I remember when the supermarket bagger would load your groceries into bags, and put the bags in bins to be sent out on the conveyor belt outside where you’d drive your car over and they’d get loaded. I loved that setup, but it’s long gone now. We had this in the greater Boston area, was this elsewhere?
Pleasant Valley, New York, in the 1950’s/60’s. I don’t know how long it lasted.
Even knowing what to call them (and just asking for grocery stores, grocery store checkouts, etc) I’ve been unable to find photos of grocery checkouts showing the carry-out carts from the 1970s/1980s. So many details of recent history are lost because it occured to anyone to photograph everyday things. (Or at least comprehensively tag the.)
I’m not disputing your lived experience. Which as to commissaries is vastly larger and far more recent than my ancient ~8 years in the 1980s, ~3 of which were overseas, and only ~3 of which were on large bases. I just have no recollection of those sorts of carts, nor of baggers bringing stuff out to my car.
I did turn up an apparently recent picture from Moody AFB showing baggers bagging into normal customer-type shopping charts, which I suspect the customers would push out the store, so there is clearly some variability here, even among the bigger bases.
Several years ago when we were in Ausralia, I saw the location in the parking lot for the cart return, labelled “Trolley Park”. Same language, different words. My wife gets annoyed when I say “I’ll take it to the trolley park for you…”
My BiL was in the business for almost 49 years. Worked his way from Bag Boy to Zone Manager at Kroger. Can confirm.
I though this was the type of cart the thread was going to be about because many people have never seen them ( for anyone who hasn’t, these are normally used by people who do not have a car and who are walking home.)
I’ve never seen separate carts just for the baggers’ use. I barely remember baggers and do not remember them bringing bags to the car, This is where my mother shopped when I was a kid - and why I said “normally” about the personal carts. People brought personal carts to this supermarket even if they had a car, because you couldn’t (and still can 't) just push the store cart to your car. Must have depended a lot on location.
I’ve always known that as a “granny cart.”
And they are apparently coming back into fashion here in the UK: “the ultimate eco-friendly shopping companions!”
I want to chip in that I’m both surprised that the type of cart usage I was talking about wasn’t common and that it still being used somewhere today. I had taken for granted that it was a quaint bit of universal (or at least Anericaversal) yesteryear that faded away. Seeing the carts still in use in military commissaries is to me like seeing the classic cars running around Cuba.

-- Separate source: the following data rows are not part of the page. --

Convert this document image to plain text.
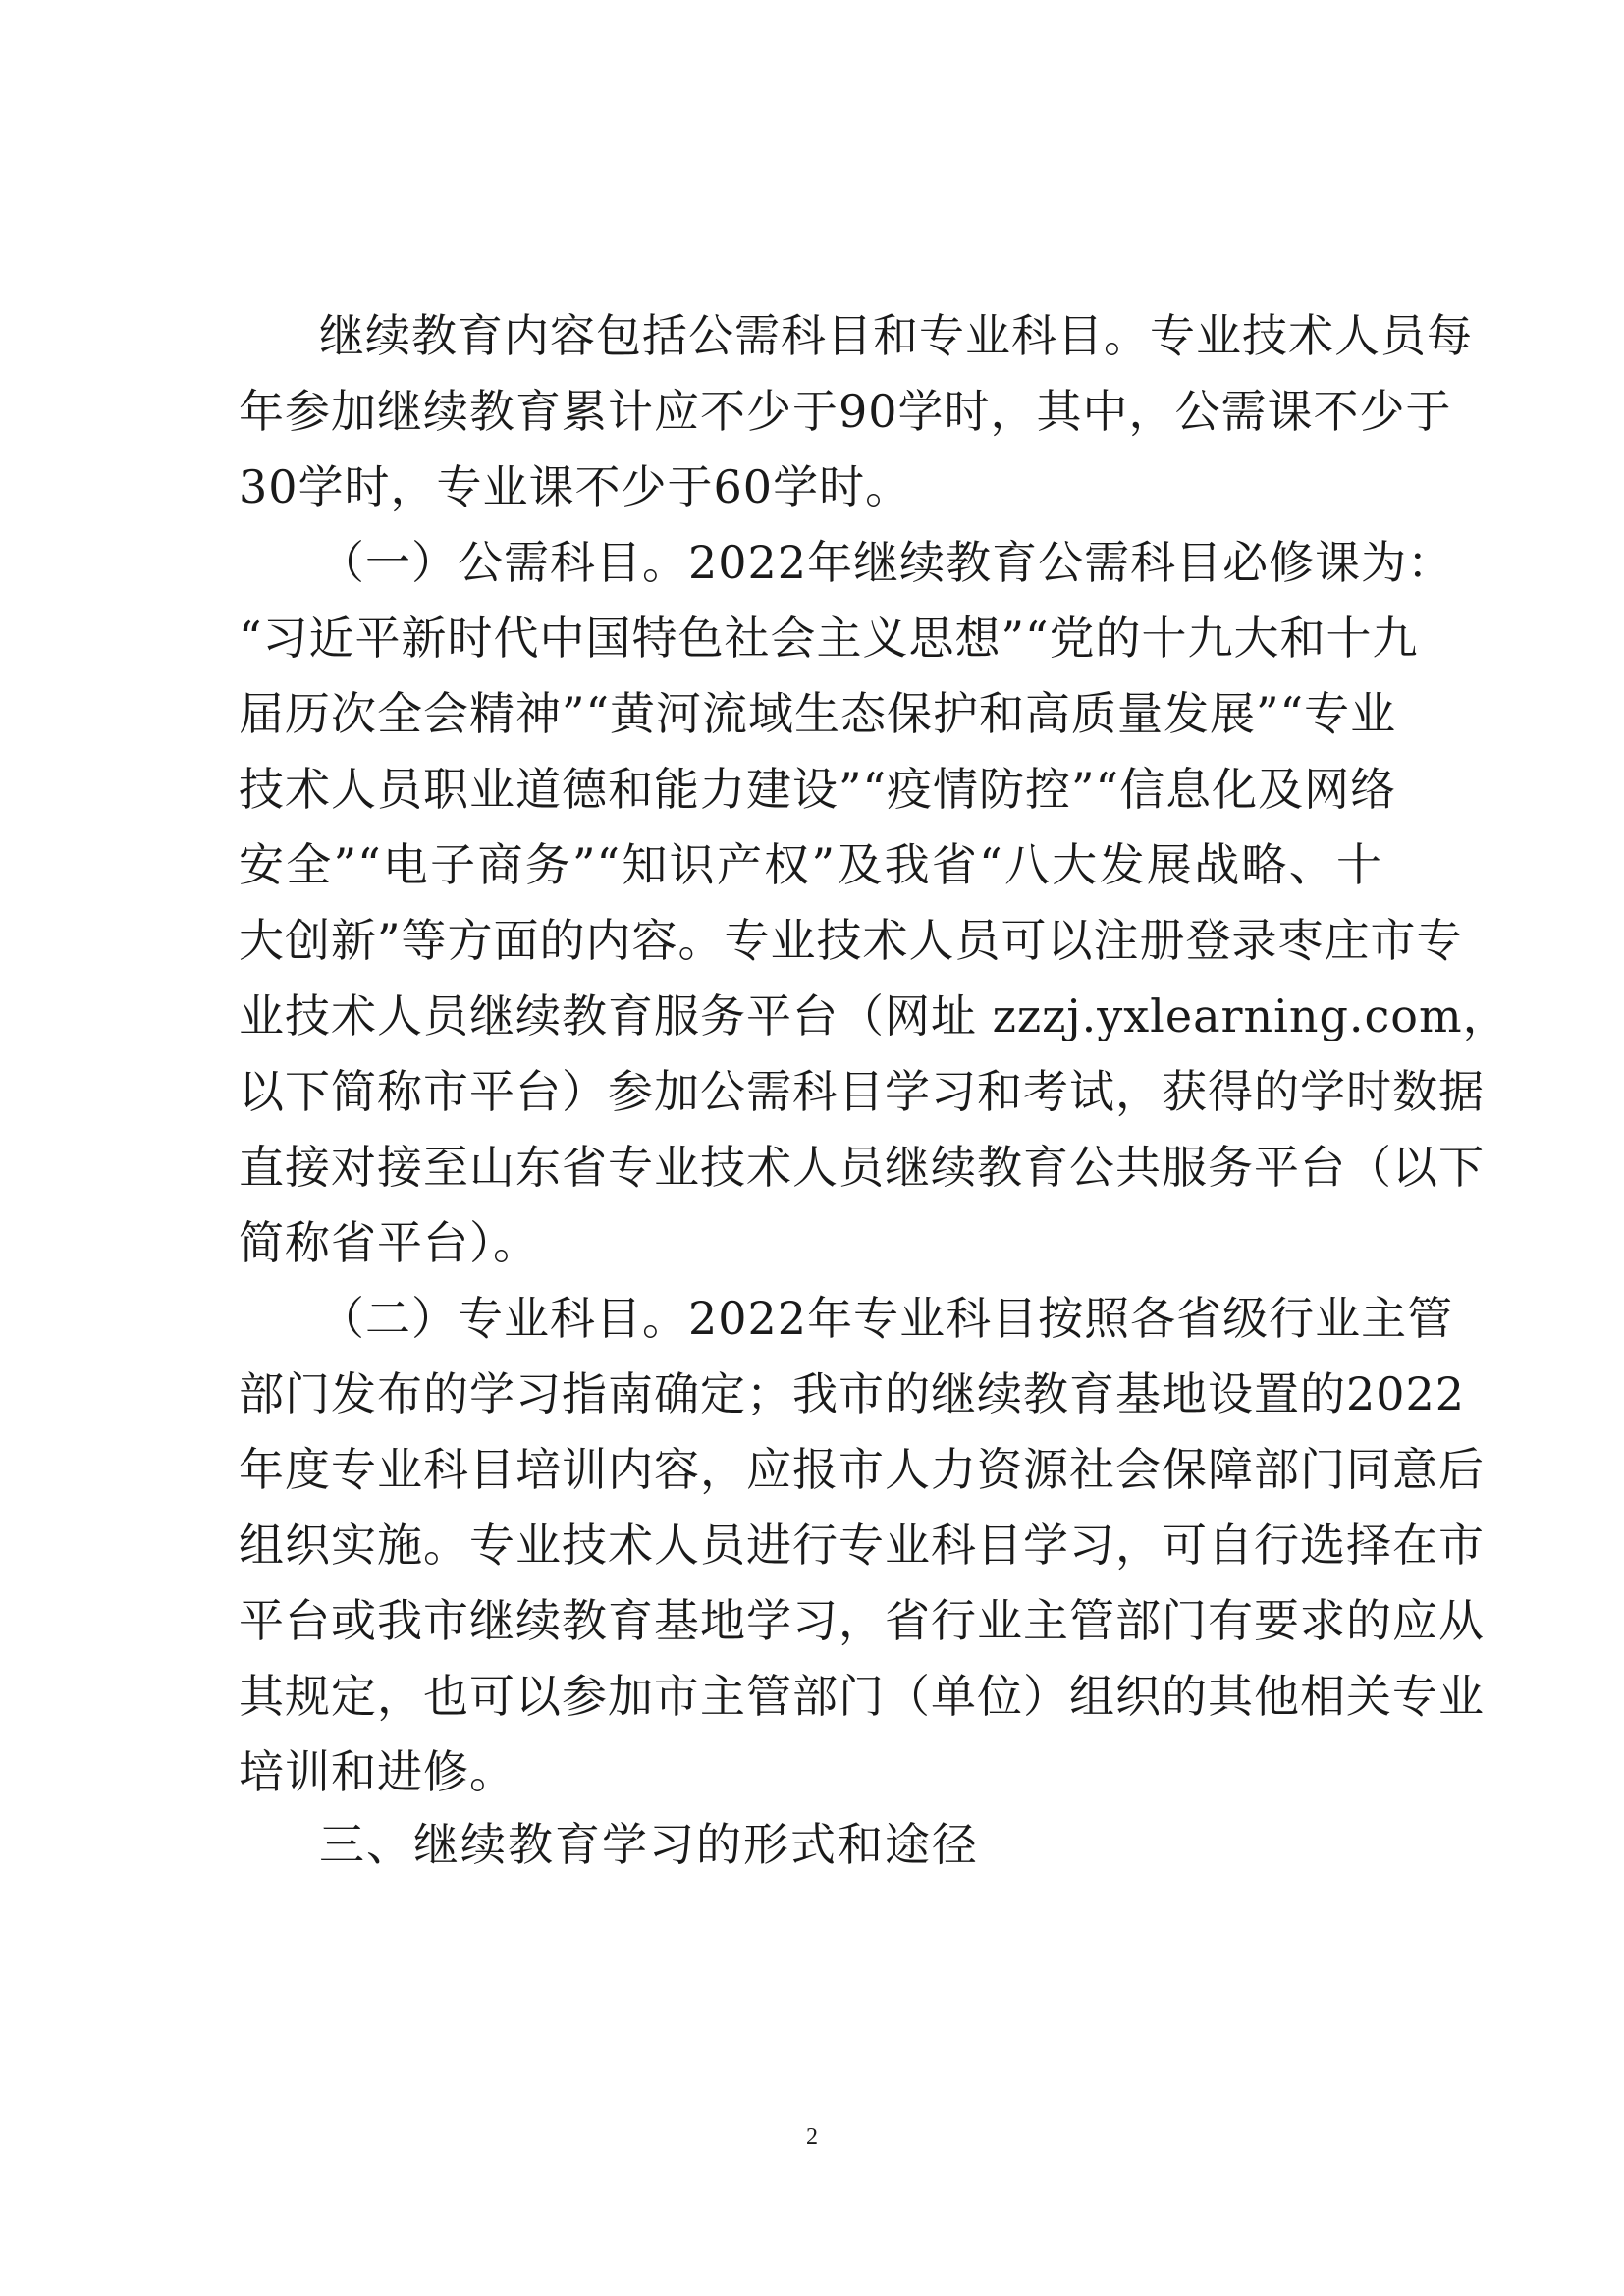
继续教育内容包括公需科目和专业科目。专业技术人员每
年参加继续教育累计应不少于90学时，其中，公需课不少于
30学时，专业课不少于60学时。
（一）公需科目。2022年继续教育公需科目必修课为：
“习近平新时代中国特色社会主义思想”“党的十九大和十九
届历次全会精神”“黄河流域生态保护和高质量发展”“专业
技术人员职业道德和能力建设”“疫情防控”“信息化及网络
安全”“电子商务”“知识产权”及我省“八大发展战略、十
大创新”等方面的内容。专业技术人员可以注册登录枣庄市专
业技术人员继续教育服务平台（网址 zzzj.yxlearning.com，
以下简称市平台）参加公需科目学习和考试，获得的学时数据
直接对接至山东省专业技术人员继续教育公共服务平台（以下
简称省平台）。
（二）专业科目。2022年专业科目按照各省级行业主管
部门发布的学习指南确定；我市的继续教育基地设置的2022
年度专业科目培训内容，应报市人力资源社会保障部门同意后
组织实施。专业技术人员进行专业科目学习，可自行选择在市
平台或我市继续教育基地学习，省行业主管部门有要求的应从
其规定，也可以参加市主管部门（单位）组织的其他相关专业
培训和进修。
三、继续教育学习的形式和途径
2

One of our local store options still does this, and it’s quite popular. I dislike the layout of that store (and for some reason it seems there are pickles on display everywhere, it’s a running joke to ask “do we need pickles?” every time we walk through) but I like this service!
I don’t know if all stores of this chain have this, though.

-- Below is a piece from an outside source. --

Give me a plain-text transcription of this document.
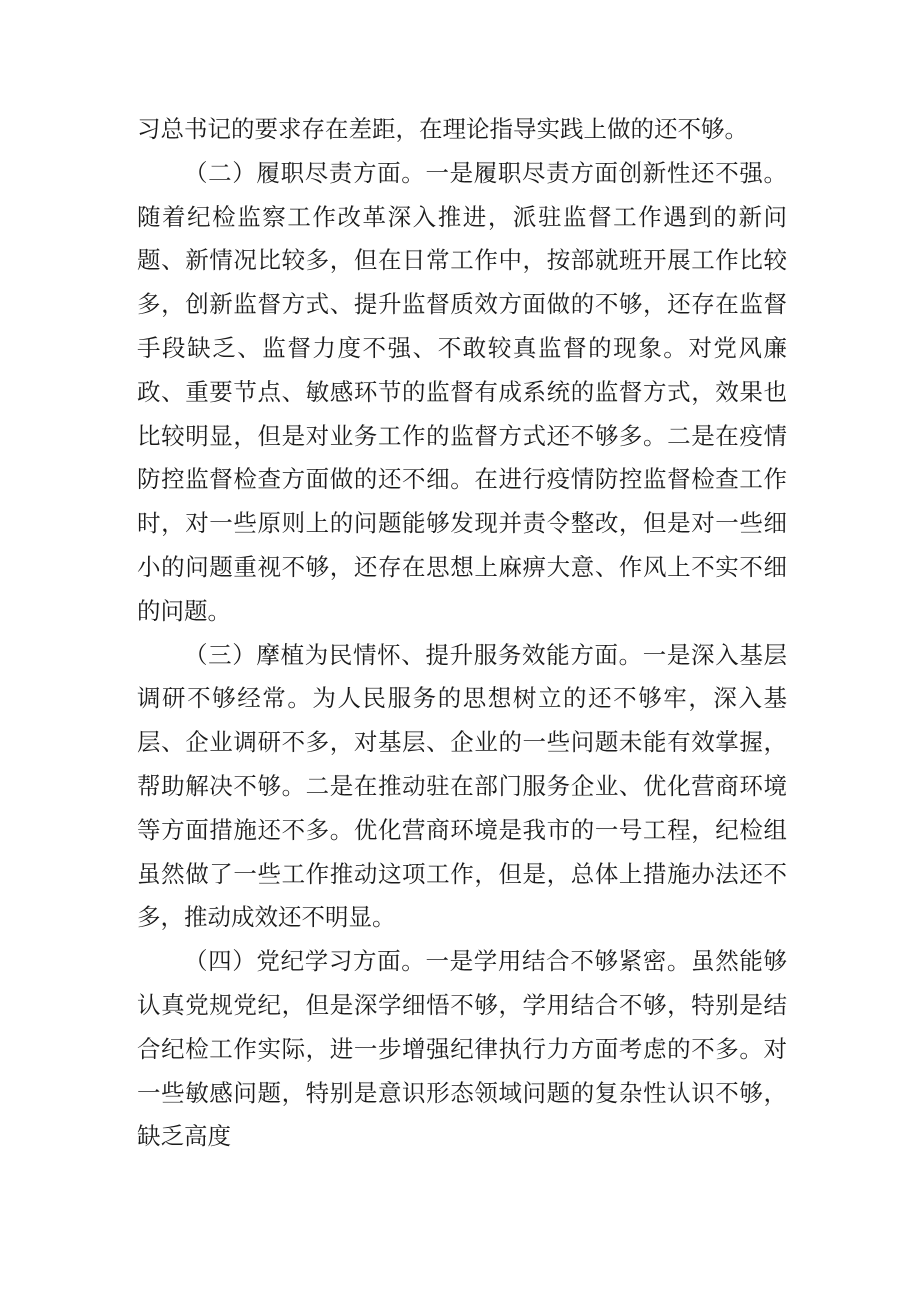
习总书记的要求存在差距，在理论指导实践上做的还不够。

（二）履职尽责方面。一是履职尽责方面创新性还不强。随着纪检监察工作改革深入推进，派驻监督工作遇到的新问题、新情况比较多，但在日常工作中，按部就班开展工作比较多，创新监督方式、提升监督质效方面做的不够，还存在监督手段缺乏、监督力度不强、不敢较真监督的现象。对党风廉政、重要节点、敏感环节的监督有成系统的监督方式，效果也比较明显，但是对业务工作的监督方式还不够多。二是在疫情防控监督检查方面做的还不细。在进行疫情防控监督检查工作时，对一些原则上的问题能够发现并责令整改，但是对一些细小的问题重视不够，还存在思想上麻痹大意、作风上不实不细的问题。

（三）摩植为民情怀、提升服务效能方面。一是深入基层调研不够经常。为人民服务的思想树立的还不够牢，深入基层、企业调研不多，对基层、企业的一些问题未能有效掌握，帮助解决不够。二是在推动驻在部门服务企业、优化营商环境等方面措施还不多。优化营商环境是我市的一号工程，纪检组虽然做了一些工作推动这项工作，但是，总体上措施办法还不多，推动成效还不明显。

（四）党纪学习方面。一是学用结合不够紧密。虽然能够认真党规党纪，但是深学细悟不够，学用结合不够，特别是结合纪检工作实际，进一步增强纪律执行力方面考虑的不多。对一些敏感问题，特别是意识形态领域问题的复杂性认识不够，缺乏高度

It was common in Montreal in the 70s.
My grandmother had one of those carts to wheel her groceries home from the store. She always lived within walking distance of the supermarket.

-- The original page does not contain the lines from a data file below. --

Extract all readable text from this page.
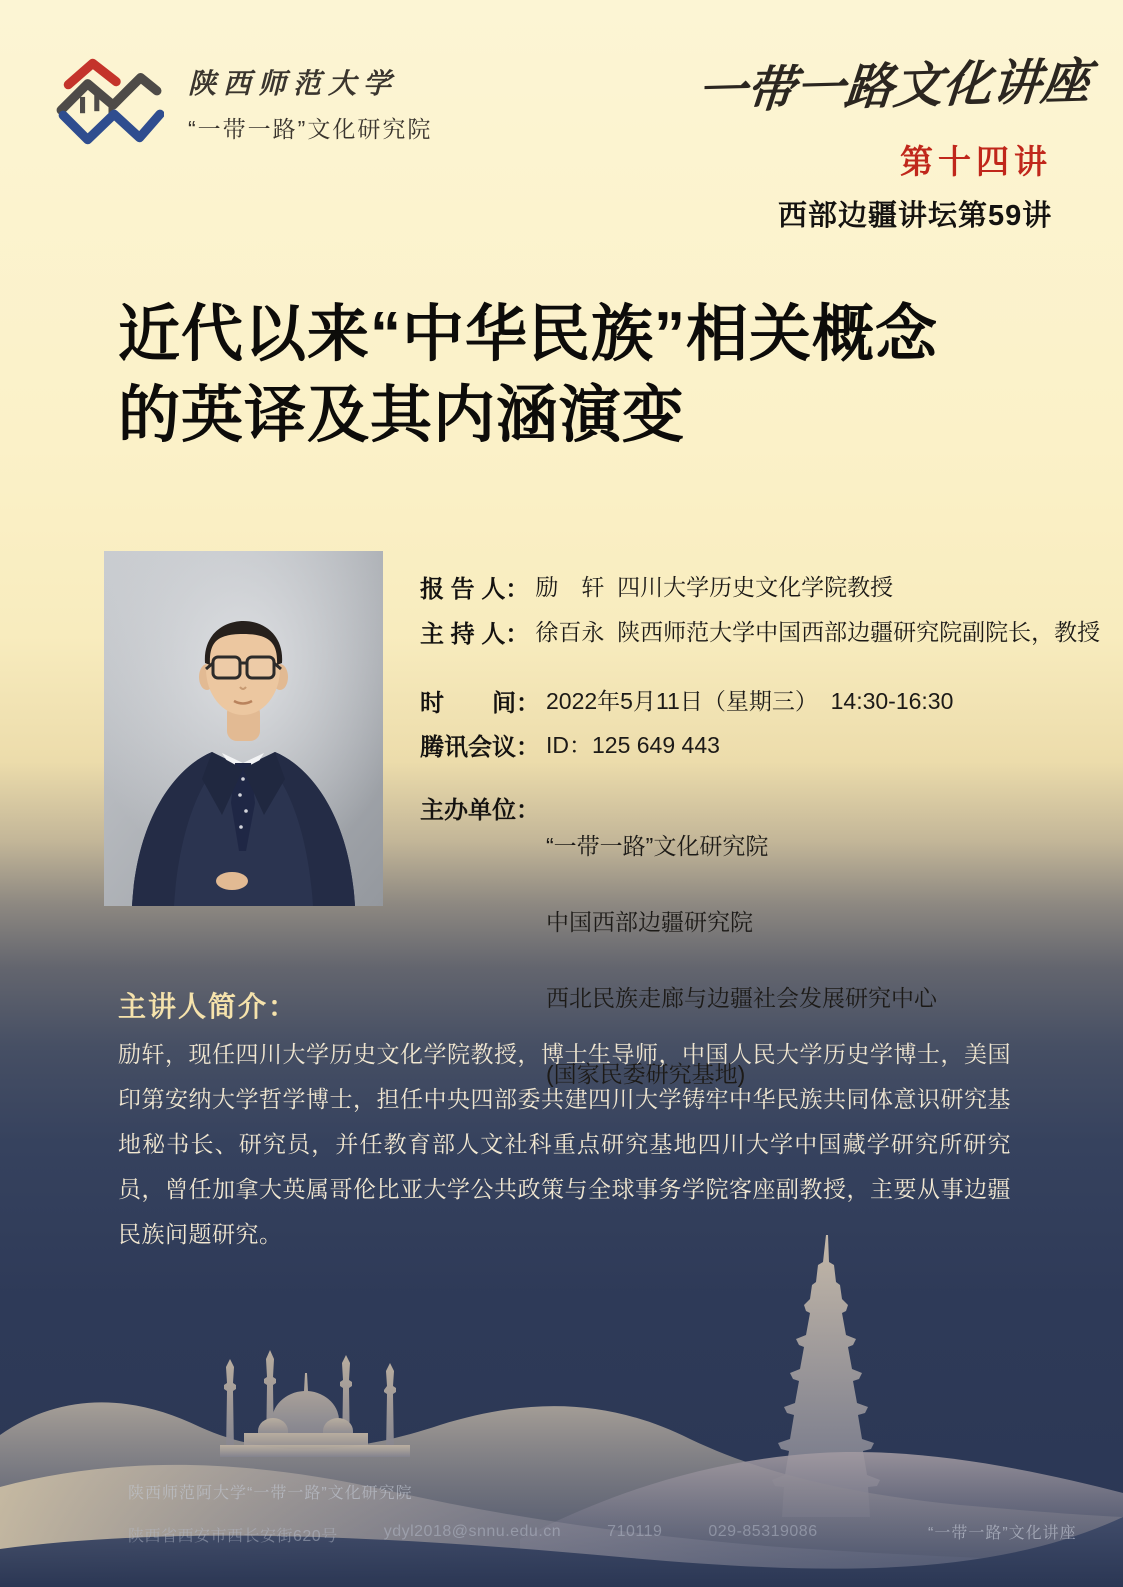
陕西师范大学
“一带一路”文化研究院
一带一路文化讲座
第十四讲
西部边疆讲坛第59讲
近代以来“中华民族”相关概念
的英译及其内涵演变
报 告 人： 励　轩  四川大学历史文化学院教授
主 持 人： 徐百永  陕西师范大学中国西部边疆研究院副院长，教授
时　　间： 2022年5月11日（星期三）  14:30-16:30
腾讯会议： ID：125 649 443
主办单位：

“一带一路”文化研究院

中国西部边疆研究院

西北民族走廊与边疆社会发展研究中心

(国家民委研究基地)

主讲人简介：
励轩，现任四川大学历史文化学院教授，博士生导师，中国人民大学历史学博士，美国印第安纳大学哲学博士，担任中央四部委共建四川大学铸牢中华民族共同体意识研究基地秘书长、研究员，并任教育部人文社科重点研究基地四川大学中国藏学研究所研究员，曾任加拿大英属哥伦比亚大学公共政策与全球事务学院客座副教授，主要从事边疆民族问题研究。
陕西师范阿大学“一带一路”文化研究院
陕西省西安市西长安街620号	ydyl2018@snnu.edu.cn	710119	029-85319086	“一带一路”文化讲座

Worked at Calgary Coop in the mid-70s. The cashier would scan your groceries, another person would bag them and load them into a cart like this and then the carry-out person would wheel it to the customer’s car and load the bags into the car. No such thing as self-serve back then.
A&P* supermarkets in RI & nearby Connecticut in the 1960’s had conveyors. They ACTIVELY discouraged 6 year old boys from riding them. On the upside, they gave Green Stamps, and that same boy was in charge of sticking them in the redemption books.
*The Great Atlantic & Pacific Tea Company
I remember the conveyors. I wonder why they stopped doing that. Maybe it was the liability of 6 year old boys in the carts.
I don’t remember ever having a separately type of cart pushed by people, though.
I still sometimes get my cart wheeled by staff (the same cart i collected my groceries in.) I used to say, “no thank you”, until my daughter worked as a supermarket bagger, and said she really valued the break from bagging she got by taking out groceries.
ISTM the conveyors greatly limited the number of cars that could load at a time. Lie one or maybe two maximum. Whereas with carts pushed out into the parking lot, potentially every car in teh lot could be loading simultaneously.
I suspect this goes along with the explosion of grocery store sizes, and the increasing prevelence of parking lots rather than on-street parking. What works for a two-aisle urban neighborhood market with a butcher / deli counter in back doesn’t work with a 14 aisle supermarket with a 250 car parking lot.
Were they even using scanners yet in the mid-70’s, or was the cashier reading visible price tags and for the commonest items sometimes entering memorized prices? (A good cashier, as I remember it, was surprisingly fast at this.)
I remember Green Stamps! and I was also the one in charge of sticking them in the books. For which I got to choose an item, when we went to the redemption store.
I recently threw out some books of green stamps when i went through my mother’s apartment after she died.